The Museum of Failure
The Museum of Failure, which is located in Helsingborg, Sweden, is easily one of the most interesting museums in the world. According to its website, the Museum is "...a collection of failed products and services from around the world."
Since the majority of inventions and attempts at innovative projects fail, the museum was created to showcase these failures and "to provide visitors a fascinating learning experience."
Dr. Samuel West, the creator, and curator of the museum claims that he came up with the idea for the museum because he was "... so tired of reading and hearing the same boring success stories..." West goes on to say, "It is in the failures that we find the interesting stories that we can learn from."
As I was reading about the Museum of Failure, I got to thinking about how I've created my own museum dedicated to my failures.
While it exists only in my mind, my museum is fairly large--at least a few stories tall--and contains some spectacular exhibits that detail all of the times I've fallen flat on my face throughout my life. Admission to my museum is free (to me, of course) and it's open 24 hours a day, seven days a week.
Any time I want to be reminded of all the ways I have screwed up, messed up, made mistakes, and generally failed miserably, I just need to go through the revolving doors of my Museum of Failure and begin strolling through it.
And I don't need an audio guide, by the way.
The problem with my museum is that I tend to view the exhibits through a shame-tinged lens. I beat myself up over my failings. I tell myself stories about myself that aren't all that flattering, and sometimes downright awful.
This is exactly why I love what Dr. West has done with the actual Museum of Failure... He has re-framed the notion of failure as something to be celebrated for it's instructive and helpful nature.
I believe that God is not at all interested in having us stand in front of the memory of our failures so we can feel beaten and broken. The God I believe is only interested in us seeing those failures as signs of growth and opportunities for resurrection.
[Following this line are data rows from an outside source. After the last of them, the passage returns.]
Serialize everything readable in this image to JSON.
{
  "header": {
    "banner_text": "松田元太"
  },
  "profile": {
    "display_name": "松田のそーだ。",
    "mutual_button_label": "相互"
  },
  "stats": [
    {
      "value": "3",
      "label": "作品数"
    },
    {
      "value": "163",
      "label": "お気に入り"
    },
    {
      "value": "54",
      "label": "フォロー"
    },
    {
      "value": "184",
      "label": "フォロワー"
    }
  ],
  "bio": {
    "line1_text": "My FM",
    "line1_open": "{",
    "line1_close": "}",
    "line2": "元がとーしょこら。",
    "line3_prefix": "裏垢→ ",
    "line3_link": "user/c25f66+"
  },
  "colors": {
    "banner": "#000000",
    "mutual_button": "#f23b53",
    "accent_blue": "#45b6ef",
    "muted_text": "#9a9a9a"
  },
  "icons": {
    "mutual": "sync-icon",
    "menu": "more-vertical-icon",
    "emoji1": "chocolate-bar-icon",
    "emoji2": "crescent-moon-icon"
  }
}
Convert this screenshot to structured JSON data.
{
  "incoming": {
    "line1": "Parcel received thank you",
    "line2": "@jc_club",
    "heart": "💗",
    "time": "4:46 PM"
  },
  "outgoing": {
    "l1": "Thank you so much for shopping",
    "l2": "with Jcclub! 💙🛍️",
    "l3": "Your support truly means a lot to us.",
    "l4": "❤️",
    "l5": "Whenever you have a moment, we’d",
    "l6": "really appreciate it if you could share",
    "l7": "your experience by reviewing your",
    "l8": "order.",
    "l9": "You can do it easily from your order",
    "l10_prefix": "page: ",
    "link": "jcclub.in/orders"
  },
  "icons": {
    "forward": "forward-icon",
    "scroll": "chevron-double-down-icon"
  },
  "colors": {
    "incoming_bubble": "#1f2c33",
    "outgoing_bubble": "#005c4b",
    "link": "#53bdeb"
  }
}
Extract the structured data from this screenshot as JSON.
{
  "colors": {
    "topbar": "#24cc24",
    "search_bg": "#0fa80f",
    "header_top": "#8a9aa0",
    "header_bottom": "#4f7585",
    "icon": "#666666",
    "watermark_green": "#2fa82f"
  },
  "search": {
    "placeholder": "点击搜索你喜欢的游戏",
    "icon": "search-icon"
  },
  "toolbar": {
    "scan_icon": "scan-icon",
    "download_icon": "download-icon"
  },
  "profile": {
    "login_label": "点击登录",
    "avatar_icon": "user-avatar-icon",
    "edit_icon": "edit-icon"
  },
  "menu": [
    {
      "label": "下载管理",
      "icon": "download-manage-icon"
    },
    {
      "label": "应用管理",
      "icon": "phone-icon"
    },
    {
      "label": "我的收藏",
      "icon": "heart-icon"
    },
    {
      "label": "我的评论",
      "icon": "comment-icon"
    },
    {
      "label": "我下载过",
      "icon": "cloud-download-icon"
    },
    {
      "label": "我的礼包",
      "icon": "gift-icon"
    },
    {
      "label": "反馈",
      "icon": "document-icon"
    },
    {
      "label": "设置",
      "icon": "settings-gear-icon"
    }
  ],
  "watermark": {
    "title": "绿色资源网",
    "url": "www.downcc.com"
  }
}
Beloved, God is still in the resurrection business, and business is good.
So, as you take a stroll through your own particular museum of failures, take heart and be encouraged because you have learned more falling flat on your face than you can possibly know. The fact that you can rise and keep moving in spite of your failures is evidence that God isn't done with you--not by a long shot.
May the grace and peace of our Lord Jesus Christ be with you now and always. Amen.